Resorts’ pandemic protection still paramount
By George Leposky, editor, TimeSharing Today
“It ain’t over till it’s over.” – Yogi Berra
Timeshare resorts and their owners and guests need to maintain the pandemic protocols they put in place last year as the COVID-19 virus spread.
Despite the U.S. government’s emergency use authorization of vaccines to prevent this virulent infection, the pandemic still rages across the U.S. and around the world, exacting a grim and growing toll of human suffering and death.
This is occurring despite the initial success of Uncle Sam’s Operation Warp Speed vaccine-development program. With previously unprecedented speed—in under a year—both the Pfizer-BioNTech and Moderna vaccines were created, passed their clinical trials, and received authorization.
But then, Operation Warp Speed slowed to a snail’s pace. Distribution bogged down. State and local public-health departments, typically understaffed and underfunded, received primary responsibility for putting shots into arms. Who should get vaccinated in what order, where, when, and by whom became a source of contention in many communities.
Florida and the nation
The situation in Florida is a case in point. The Centers for Disease Control and Prevention recommended giving the vaccine first to healthcare personnel and residents of long-term-care facilities. Next in line, said the CDC, should be front-line essential workers and people aged 75 years and older who are most vulnerable to COVID-19. Florida Gov. Ron DeSantis, however, said all seniors over age 64 should be vaccinated next.
Florida has about four million seniors and more than 30 percent of the nation’s timeshare-resort units. Jared Moskowitz, director of the Florida Division of Emergency Management, reported on January 8 that the state is scheduled to receive 250,000 doses of vaccine a week. At that rate, he noted, vaccinating all four million of Florida’s seniors would take four months.

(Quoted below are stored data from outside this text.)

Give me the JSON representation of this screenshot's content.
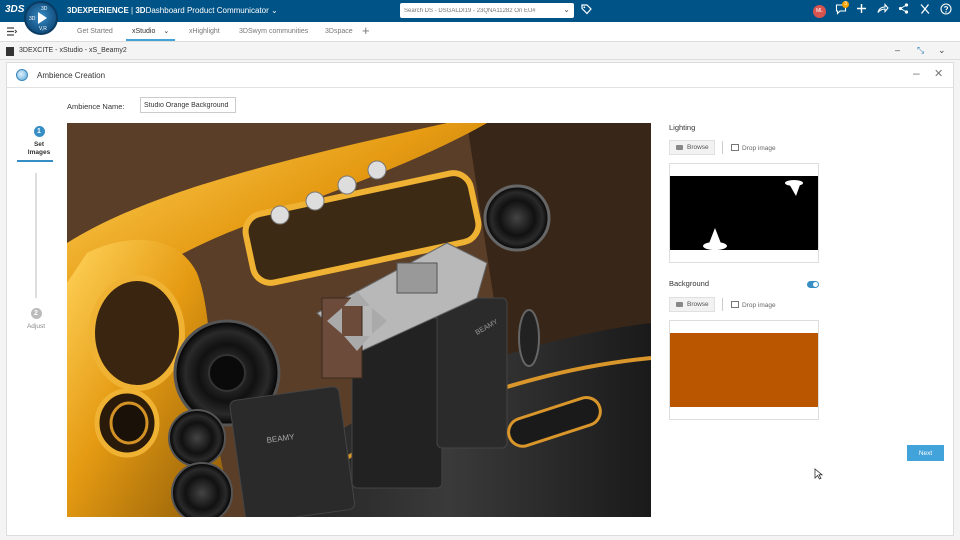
{
  "topbar": {
    "ds_logo": "3DS",
    "compass": {
      "top": "3D",
      "left": "3D",
      "right": "V,R",
      "play": "play-icon"
    },
    "brand_bold": "3DEXPERIENCE",
    "brand_separator": " | ",
    "brand_app_bold": "3D",
    "brand_app": "Dashboard",
    "brand_product": "Product Communicator",
    "brand_chevron": "⌄",
    "search_placeholder": "Search DS - DSGALDI19 - 23QNA11282 On EU#",
    "search_chevron": "⌄",
    "avatar_initials": "ML",
    "notification_count": "3",
    "icons": [
      "tag-icon",
      "chat-icon",
      "plus-icon",
      "share-icon",
      "share-network-icon",
      "tools-icon",
      "help-icon"
    ]
  },
  "tabs": [
    {
      "label": "Get Started",
      "active": false
    },
    {
      "label": "xStudio",
      "active": true,
      "chevron": "⌄"
    },
    {
      "label": "xHighlight",
      "active": false
    },
    {
      "label": "3DSwym communities",
      "active": false
    },
    {
      "label": "3Dspace",
      "active": false
    }
  ],
  "app_header": {
    "title": "3DEXCITE - xStudio - xS_Beamy2",
    "controls": [
      "–",
      "⤡",
      "⌄"
    ]
  },
  "dialog": {
    "title": "Ambience Creation",
    "min_icon": "–",
    "close_icon": "✕",
    "steps": [
      {
        "number": "1",
        "label_line1": "Set",
        "label_line2": "Images",
        "active": true
      },
      {
        "number": "2",
        "label_line1": "Adjust",
        "active": false
      }
    ],
    "ambience_name_label": "Ambience Name:",
    "ambience_name_value": "Studio Orange Background",
    "lighting": {
      "title": "Lighting",
      "browse_label": "Browse",
      "drop_label": "Drop image"
    },
    "background": {
      "title": "Background",
      "toggle_on": true,
      "browse_label": "Browse",
      "drop_label": "Drop image",
      "color": "#bb5600"
    },
    "next_label": "Next"
  },
  "viewport_labels": {
    "brand_text_1": "BEAMY",
    "brand_text_2": "BEAMY"
  },
  "colors": {
    "topbar": "#005386",
    "accent": "#42a2da",
    "gold": "#e8a21c"
  }
}
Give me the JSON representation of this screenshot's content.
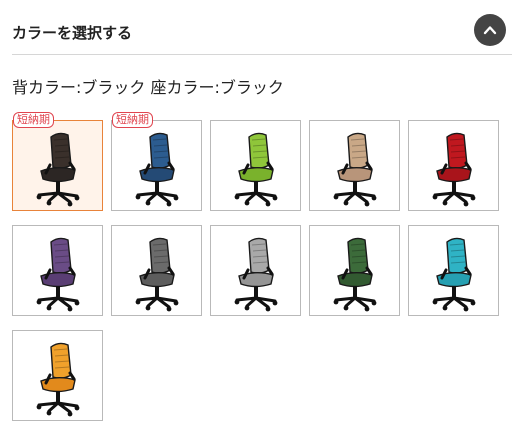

That same day, The New York Times reported that Florida had received 1,355,775 doses of the vaccine, and distributed 402,802 doses (30 percent). That’s just 1.9 percent of the state’s population. These numbers come from a Times report on vaccine distribution throughout the nation. The national totals: 22,137,350 doses received, 6,688,231 doses distributed (30 percent).
Why the holdback?
Why are so many doses being held back? One explanation: Both vaccines require a two-dose regimen, with the second Pfizer-BioNTech shot three weeks later, and the second Moderna shot four weeks later. If 30 percent of the doses received have been used, another 30 percent will be needed within a month for those second shots. Do the math. Blame the unexplained other 40 percent of doses on logistics.
Dr. Anthony S. Fauci, director of the National Institute of Allergy and Infectious Diseases, told PRI’s The World that “we could crush this outbreak” by getting 70 to 85 percent of the population vaccinated to create “an umbrella or a blanket of herd immunity over the country.”
Fauci will play a leading role in President-elect Joe Biden’s pandemic effort. Biden has said he wants to distribute all stockpiled doses of the vaccine and vaccinate 100 million people during his first 100 days in office.
The assumption is that giving more people a single dose of the vaccine now would blunt their susceptibility to the virus and start to turn the pandemic around. Later, they could catch up with a second dose. Dr. Chris Gill, an infectious disease specialist at Boston University, is a proponent of casting a wide single-dose net now.
“We could save a lot of lives,” he told WBUR. “We can give two doses to people now, but in the interim a bunch of people who could have gotten the vaccine are going to die. Is this not an example of where, yet again, the perfect is the enemy of the good?”
In the meantime
“Until we get a vaccine,” Dr. Fauci said, “we must concentrate very, very clearly on the public health measures that we talk about all the time: namely, uniform wearing of masks, keeping physical distancing, avoiding crowds in congregate settings, particularly indoors and washing your hands frequently. That should be the bridge to the vaccine.”
He said he hopes to achieve herd immunity by the onset of autumn.